The best way to change an opinion is to understand that opinion, not in order to form counterarguments but to understand it from the inside. This gives an idea of the embeddedness and what is needed to engender mental change.

In addition, just by feeling understood, a person may put down unnecessary defenses. He feels trusted and becomes more trusting. The new opinion becomes a friend, thus also the influencer. There is a sense that change happens together.

About getting inside and brainwashing

In getting inside may lie the main difficulty in many cases. Of course, if the to-be-changed person (you or someone else) is not open from start to end, the above scheme of change is not evident.

People who have the intention to radicalize others know this too. Therefore, they may use patience and a strategy of continuous/repeated pressure until they feel the door gets open. At that moment, they are ready to enter and make the change from the inside based on what’s already present. One may see this as brainwashing if it lacks respect for the to-be-changed person. Alternative ways to brainwash are 1) by crashing through the door, and 2) by forcedly manipulating what’s inside. The professional brainwasher – especially with scarce resources – surely knows that to crash and bash is less efficient than to just keep on pushing, then to continue with what is already available.

But we do not want to brainwash, surely.

What makes something different from brainwashing is respect.

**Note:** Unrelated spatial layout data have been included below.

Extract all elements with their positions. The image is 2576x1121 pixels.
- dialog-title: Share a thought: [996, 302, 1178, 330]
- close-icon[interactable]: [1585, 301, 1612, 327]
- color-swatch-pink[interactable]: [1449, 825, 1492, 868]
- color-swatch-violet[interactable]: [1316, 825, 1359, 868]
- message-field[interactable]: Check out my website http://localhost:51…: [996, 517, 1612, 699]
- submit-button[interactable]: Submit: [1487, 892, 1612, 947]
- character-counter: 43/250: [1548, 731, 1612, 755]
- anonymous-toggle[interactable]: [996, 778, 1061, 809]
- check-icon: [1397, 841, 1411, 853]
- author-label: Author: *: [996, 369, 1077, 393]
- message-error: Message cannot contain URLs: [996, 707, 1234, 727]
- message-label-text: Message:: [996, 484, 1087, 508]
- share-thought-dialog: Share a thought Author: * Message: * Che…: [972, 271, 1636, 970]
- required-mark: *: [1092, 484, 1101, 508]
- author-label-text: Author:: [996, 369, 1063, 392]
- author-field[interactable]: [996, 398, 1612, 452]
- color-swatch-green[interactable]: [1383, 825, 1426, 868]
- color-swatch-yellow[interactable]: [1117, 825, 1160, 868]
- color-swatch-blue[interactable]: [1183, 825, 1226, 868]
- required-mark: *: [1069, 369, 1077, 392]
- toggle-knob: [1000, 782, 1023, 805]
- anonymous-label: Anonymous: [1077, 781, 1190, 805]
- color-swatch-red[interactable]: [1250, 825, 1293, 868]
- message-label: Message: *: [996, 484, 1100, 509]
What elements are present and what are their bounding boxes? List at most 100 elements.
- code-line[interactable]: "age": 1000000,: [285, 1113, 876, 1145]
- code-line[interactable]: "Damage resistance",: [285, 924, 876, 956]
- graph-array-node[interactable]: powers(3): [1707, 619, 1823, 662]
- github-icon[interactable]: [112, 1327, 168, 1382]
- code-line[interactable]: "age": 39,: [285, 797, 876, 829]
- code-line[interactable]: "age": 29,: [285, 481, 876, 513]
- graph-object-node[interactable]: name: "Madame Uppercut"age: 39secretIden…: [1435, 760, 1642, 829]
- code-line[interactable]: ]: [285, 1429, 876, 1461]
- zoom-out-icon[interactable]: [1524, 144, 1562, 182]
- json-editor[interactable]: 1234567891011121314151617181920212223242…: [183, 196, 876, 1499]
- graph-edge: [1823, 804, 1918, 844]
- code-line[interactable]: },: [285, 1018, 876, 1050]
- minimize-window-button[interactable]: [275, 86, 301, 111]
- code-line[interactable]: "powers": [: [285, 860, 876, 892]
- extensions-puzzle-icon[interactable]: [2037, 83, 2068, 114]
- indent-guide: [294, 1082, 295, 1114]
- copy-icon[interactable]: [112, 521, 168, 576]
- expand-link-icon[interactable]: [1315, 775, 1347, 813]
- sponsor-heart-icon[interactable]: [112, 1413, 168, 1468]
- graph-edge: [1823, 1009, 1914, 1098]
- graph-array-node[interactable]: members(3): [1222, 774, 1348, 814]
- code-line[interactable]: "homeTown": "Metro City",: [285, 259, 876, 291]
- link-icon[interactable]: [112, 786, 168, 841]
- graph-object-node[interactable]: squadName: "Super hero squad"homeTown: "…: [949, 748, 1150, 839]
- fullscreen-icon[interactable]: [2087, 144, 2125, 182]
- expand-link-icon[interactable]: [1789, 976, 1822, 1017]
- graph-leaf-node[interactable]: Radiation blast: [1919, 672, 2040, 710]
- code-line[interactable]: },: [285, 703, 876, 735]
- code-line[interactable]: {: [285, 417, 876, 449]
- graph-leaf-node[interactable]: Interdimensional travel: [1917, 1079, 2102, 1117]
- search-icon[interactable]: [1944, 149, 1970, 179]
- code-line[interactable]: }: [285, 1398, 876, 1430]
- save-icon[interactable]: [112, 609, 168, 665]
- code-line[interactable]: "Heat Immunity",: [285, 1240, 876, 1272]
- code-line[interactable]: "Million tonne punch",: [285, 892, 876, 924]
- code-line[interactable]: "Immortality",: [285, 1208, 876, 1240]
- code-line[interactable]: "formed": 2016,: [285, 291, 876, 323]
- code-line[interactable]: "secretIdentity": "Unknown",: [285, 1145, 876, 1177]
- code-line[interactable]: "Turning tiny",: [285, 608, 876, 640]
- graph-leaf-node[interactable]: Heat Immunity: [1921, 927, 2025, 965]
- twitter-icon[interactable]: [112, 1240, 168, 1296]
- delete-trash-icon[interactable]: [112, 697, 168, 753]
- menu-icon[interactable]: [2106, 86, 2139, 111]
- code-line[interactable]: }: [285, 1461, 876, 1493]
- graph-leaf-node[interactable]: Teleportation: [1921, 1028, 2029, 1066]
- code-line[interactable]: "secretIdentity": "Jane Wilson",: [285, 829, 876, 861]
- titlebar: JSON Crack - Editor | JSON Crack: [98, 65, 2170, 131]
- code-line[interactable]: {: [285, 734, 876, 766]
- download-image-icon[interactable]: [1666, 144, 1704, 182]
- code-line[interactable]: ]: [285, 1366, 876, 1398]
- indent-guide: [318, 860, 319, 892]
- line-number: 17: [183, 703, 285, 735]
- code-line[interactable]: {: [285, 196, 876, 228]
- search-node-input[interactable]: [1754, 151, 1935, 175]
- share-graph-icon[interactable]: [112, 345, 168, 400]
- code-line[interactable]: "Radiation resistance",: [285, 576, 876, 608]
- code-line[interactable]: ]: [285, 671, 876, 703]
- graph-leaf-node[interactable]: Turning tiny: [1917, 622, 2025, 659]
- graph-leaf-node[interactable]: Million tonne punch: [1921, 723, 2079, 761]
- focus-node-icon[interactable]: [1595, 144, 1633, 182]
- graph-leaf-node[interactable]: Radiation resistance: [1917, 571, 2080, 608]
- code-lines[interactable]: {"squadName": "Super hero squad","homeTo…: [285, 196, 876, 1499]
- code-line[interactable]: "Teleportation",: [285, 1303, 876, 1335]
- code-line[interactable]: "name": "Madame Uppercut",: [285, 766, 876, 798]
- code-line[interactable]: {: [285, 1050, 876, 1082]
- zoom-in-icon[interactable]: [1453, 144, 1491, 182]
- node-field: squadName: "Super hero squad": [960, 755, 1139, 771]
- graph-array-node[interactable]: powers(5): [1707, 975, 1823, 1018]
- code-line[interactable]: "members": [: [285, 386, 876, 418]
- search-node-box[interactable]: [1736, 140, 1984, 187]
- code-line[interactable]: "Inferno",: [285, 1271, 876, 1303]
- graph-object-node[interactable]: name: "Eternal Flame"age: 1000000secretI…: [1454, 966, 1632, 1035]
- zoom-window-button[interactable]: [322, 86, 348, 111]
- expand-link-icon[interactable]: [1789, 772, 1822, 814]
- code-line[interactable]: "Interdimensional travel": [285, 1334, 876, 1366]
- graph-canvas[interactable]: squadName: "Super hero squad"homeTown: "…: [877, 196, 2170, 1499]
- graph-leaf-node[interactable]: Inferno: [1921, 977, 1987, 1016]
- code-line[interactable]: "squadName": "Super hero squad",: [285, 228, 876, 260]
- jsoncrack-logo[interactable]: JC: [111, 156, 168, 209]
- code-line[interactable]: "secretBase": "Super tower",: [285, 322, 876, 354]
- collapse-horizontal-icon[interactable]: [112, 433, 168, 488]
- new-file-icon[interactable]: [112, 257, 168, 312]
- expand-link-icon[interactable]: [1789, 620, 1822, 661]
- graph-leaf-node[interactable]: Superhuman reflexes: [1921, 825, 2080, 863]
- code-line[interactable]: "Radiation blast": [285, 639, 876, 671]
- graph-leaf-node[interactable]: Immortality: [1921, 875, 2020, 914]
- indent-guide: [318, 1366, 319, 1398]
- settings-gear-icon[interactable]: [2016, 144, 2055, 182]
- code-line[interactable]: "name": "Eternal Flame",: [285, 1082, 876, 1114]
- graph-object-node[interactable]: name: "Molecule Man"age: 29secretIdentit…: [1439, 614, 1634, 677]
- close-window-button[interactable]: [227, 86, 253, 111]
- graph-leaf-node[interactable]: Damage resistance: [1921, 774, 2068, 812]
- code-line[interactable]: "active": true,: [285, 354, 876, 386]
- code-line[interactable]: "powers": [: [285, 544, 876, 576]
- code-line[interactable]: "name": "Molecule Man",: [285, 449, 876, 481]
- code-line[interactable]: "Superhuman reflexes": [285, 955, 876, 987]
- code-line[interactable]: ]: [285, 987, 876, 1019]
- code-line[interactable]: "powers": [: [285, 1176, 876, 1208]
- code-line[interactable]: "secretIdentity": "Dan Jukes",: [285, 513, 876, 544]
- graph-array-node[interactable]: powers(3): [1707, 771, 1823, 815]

Changing an opinion is always at the brink of disrespect if you absolutely want to change that opinion, and you don’t want it to change you. This is frequently the case, of course.

Therefore, one needs to be always cautious about one’s own aims. Are the basic values of the changer congruent with those of the to-be-changed? The changer may be self-righteous. That doesn’t make him right.

In the business of changing opinions, respect is necessarily the first step, not the second or some afterthought. With proper respect, one doesn’t brainwash. On top of this, respect enables the understanding-from-inside. It is therefore a question of morality and efficiency at the same time.

Still, the main weakness lies in the fact that change from inside can only happen from inside.

Many motivators do not like this, whether in schools, at work, in therapy, political, etc.

You might look at it from the positive side. If changing an opinion was easy for you, it would be easy for others too. The person with the changed opinion would be fair game to be changed back to where he came from, and your effort would be for naught. You might as well be happy that it’s difficult.

Besides, in the process, you might also be changed, maybe for the better?